File Globbing In Linux
Table of Contents
File Globbing in Linux
By Derek Taylor at February 26, 2020
File globbing refers to “global” patterns that specify sets of filenames with wildcard characters. Globbing is the * and ? and some other pattern matchers you may be familiar with. An example would be doing something like the following in the Bash shell:
cp *.txt /Documents/text/
The above command moves all files that end in “.txt” from the current directory to the directory “/Documents/text/“. The * is a wildcard that stands for “any string of characters”. *.txt is a glob pattern.

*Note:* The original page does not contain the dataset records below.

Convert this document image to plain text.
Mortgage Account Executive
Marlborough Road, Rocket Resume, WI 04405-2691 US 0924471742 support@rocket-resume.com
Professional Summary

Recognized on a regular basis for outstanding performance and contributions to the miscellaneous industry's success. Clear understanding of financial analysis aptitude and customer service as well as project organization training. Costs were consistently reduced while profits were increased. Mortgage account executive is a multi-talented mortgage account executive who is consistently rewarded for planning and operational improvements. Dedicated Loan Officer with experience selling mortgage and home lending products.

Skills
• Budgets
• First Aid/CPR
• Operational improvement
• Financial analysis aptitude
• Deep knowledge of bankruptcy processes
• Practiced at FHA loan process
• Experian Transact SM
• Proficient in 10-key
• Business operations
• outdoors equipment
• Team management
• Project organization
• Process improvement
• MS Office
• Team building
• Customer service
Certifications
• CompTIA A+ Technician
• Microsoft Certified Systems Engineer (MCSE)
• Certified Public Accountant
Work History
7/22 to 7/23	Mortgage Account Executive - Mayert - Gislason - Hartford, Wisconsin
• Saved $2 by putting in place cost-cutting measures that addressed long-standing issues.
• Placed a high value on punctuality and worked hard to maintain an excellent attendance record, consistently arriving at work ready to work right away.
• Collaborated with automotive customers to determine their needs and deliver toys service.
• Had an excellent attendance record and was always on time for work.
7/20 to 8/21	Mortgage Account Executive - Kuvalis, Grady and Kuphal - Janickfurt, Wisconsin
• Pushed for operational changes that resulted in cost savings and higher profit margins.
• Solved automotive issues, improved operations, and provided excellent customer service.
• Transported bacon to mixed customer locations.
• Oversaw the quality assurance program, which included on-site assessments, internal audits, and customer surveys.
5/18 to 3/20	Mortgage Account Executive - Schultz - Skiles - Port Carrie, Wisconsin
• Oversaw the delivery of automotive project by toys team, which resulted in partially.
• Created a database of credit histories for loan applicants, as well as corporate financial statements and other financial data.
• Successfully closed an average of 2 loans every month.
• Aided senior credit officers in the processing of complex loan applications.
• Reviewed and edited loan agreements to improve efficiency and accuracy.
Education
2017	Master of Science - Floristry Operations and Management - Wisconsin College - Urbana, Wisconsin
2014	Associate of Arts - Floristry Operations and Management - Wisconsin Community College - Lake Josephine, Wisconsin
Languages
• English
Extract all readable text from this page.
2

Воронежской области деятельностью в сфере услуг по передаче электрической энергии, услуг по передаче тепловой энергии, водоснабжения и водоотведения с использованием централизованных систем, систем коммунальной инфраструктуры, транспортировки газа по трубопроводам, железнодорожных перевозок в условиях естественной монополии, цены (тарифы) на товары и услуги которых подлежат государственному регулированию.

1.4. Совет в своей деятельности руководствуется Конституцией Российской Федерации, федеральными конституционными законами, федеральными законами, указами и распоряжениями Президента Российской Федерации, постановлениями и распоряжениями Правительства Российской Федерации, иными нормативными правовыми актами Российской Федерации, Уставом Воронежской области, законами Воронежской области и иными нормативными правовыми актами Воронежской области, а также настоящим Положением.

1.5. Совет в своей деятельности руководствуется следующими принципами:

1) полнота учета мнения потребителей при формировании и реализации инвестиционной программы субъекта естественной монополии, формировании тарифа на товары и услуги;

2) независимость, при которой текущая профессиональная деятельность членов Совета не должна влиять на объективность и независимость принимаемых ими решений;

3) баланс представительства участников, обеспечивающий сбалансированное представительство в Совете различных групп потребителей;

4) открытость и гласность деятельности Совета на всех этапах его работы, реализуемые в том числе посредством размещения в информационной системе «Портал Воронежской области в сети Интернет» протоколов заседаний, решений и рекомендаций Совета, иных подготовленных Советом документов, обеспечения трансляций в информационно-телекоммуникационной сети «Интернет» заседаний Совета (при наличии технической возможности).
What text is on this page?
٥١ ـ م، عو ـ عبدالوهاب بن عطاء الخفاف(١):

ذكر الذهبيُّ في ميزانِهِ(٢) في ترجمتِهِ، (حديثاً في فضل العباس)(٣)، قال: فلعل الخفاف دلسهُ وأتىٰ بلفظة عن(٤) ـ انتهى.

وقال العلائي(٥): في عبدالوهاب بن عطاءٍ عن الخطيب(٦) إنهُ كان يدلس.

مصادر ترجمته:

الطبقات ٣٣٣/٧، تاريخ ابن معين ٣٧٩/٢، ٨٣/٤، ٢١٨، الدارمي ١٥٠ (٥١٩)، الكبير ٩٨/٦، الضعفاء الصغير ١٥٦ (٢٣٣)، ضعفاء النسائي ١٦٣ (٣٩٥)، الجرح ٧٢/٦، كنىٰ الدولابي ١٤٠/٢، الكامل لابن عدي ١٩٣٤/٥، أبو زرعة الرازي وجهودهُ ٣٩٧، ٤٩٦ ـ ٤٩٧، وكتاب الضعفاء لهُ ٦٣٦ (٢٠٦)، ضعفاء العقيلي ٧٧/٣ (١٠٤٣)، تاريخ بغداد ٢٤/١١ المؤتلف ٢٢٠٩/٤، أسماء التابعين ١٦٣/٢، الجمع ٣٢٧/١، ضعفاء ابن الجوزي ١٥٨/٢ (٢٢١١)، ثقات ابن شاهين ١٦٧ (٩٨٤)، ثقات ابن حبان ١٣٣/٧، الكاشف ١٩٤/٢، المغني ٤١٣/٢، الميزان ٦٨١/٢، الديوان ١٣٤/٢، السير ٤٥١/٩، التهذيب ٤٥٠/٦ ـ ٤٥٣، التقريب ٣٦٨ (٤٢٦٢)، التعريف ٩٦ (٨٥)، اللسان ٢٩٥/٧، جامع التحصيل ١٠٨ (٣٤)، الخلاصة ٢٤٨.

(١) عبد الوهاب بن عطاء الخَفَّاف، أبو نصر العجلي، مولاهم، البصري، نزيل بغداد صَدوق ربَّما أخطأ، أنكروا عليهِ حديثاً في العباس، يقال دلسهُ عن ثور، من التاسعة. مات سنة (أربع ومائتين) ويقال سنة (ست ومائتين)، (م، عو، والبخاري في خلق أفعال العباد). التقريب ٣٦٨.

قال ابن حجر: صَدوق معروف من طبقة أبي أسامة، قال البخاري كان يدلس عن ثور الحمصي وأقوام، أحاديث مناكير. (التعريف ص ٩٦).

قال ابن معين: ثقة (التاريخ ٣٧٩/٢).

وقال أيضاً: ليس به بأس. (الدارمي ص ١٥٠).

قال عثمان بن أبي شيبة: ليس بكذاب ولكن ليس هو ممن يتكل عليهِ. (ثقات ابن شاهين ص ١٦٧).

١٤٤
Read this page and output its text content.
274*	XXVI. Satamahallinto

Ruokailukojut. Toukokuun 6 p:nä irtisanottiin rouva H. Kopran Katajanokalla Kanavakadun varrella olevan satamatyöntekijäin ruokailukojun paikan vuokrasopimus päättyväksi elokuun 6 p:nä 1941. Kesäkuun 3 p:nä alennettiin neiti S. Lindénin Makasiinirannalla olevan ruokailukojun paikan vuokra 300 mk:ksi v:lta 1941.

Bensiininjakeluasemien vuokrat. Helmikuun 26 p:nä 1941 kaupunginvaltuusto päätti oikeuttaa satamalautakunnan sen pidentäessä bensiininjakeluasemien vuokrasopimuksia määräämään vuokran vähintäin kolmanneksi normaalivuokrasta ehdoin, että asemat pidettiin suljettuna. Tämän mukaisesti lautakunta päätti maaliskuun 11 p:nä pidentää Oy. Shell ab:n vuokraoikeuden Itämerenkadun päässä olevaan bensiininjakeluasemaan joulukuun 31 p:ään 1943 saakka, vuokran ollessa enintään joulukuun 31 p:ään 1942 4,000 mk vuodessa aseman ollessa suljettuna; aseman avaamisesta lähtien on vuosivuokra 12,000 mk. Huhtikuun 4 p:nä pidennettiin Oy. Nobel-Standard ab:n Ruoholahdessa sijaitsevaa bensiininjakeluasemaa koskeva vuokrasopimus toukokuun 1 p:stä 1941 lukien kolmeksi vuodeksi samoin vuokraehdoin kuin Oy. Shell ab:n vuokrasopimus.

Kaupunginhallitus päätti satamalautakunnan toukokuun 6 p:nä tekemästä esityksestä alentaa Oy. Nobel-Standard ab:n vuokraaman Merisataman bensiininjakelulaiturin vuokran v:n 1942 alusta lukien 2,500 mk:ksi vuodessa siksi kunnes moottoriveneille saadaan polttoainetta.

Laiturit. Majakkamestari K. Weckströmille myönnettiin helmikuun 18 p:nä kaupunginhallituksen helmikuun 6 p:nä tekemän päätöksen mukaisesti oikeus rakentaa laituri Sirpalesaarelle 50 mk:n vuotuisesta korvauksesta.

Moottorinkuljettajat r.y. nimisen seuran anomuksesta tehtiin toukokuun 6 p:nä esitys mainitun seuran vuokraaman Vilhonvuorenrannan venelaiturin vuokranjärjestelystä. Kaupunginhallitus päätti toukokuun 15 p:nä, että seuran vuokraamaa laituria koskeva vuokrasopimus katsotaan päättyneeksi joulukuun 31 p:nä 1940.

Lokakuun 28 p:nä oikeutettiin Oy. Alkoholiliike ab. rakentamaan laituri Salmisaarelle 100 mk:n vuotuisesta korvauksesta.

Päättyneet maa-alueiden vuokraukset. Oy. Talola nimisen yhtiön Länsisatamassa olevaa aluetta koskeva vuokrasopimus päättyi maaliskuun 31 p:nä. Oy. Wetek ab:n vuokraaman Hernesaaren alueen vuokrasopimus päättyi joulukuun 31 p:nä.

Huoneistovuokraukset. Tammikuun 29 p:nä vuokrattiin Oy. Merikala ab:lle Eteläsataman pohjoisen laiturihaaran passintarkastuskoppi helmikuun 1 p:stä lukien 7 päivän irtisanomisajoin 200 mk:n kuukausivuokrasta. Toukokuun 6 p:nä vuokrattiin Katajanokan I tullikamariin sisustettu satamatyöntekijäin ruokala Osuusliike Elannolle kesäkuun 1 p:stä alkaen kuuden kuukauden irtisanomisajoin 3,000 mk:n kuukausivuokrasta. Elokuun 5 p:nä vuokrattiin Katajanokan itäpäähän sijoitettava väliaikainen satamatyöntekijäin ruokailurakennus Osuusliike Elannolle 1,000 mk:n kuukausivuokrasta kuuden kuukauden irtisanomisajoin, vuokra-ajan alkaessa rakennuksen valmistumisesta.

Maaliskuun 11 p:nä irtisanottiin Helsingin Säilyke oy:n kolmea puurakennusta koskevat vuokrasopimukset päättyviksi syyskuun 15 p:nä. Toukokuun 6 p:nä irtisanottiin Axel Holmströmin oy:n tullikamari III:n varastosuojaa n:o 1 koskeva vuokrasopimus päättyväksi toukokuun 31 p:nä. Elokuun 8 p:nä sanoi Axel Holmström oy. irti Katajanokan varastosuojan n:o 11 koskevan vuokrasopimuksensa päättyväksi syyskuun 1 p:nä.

When the shell sees a glob, it will perform pathname expansion and replace the glob with matching filenames when it invokes the program.
Globbing Syntax
WILDCARD | DESCRIPTION |
---|---|
* | matches any number of any characters including none |
? | matches any single character |
[abc] | matches one character given in the bracket |
[a-z] | matches one character from the range given |
[!abc] | matches one character not given in the bracket |
[!a-z] | matches one character not from the range given |
Example | Matches |
---|---|
Bar* | Bar, Bars, Barter |
?at | Bat, bat, Cat, cat |
[CB]at | Cat or Bat |
File[0-9] | File1, File2, etc. |
[!B]at | bat, cat, Cat |
File[!4-9] | File1, File2, File3 |
Example | Does Not Match |
---|---|
Bar* | FooBar, Ba, ar |
?at | at |
[CB]at | cat or bat |
File[0-9] | File, Files, File 10 |
[!B]at | Bat |
File[!4-9] | File4, File5, Filexx |
Globbing in SQL
SQL has the equivalent of * and ?. In SQL % equates to * and _ equates to ?. There is no equivalent to […].
Globs Are Not Regular Expressions
Though they rememble regex, glob patterns are not regular expressions. Unlike regular expressions, globbing is specifically for pattern matching filenames. Regex has much more syntax to it and is much more complicated. Also, the syntax that is shared with globbing is not the same thing in regex.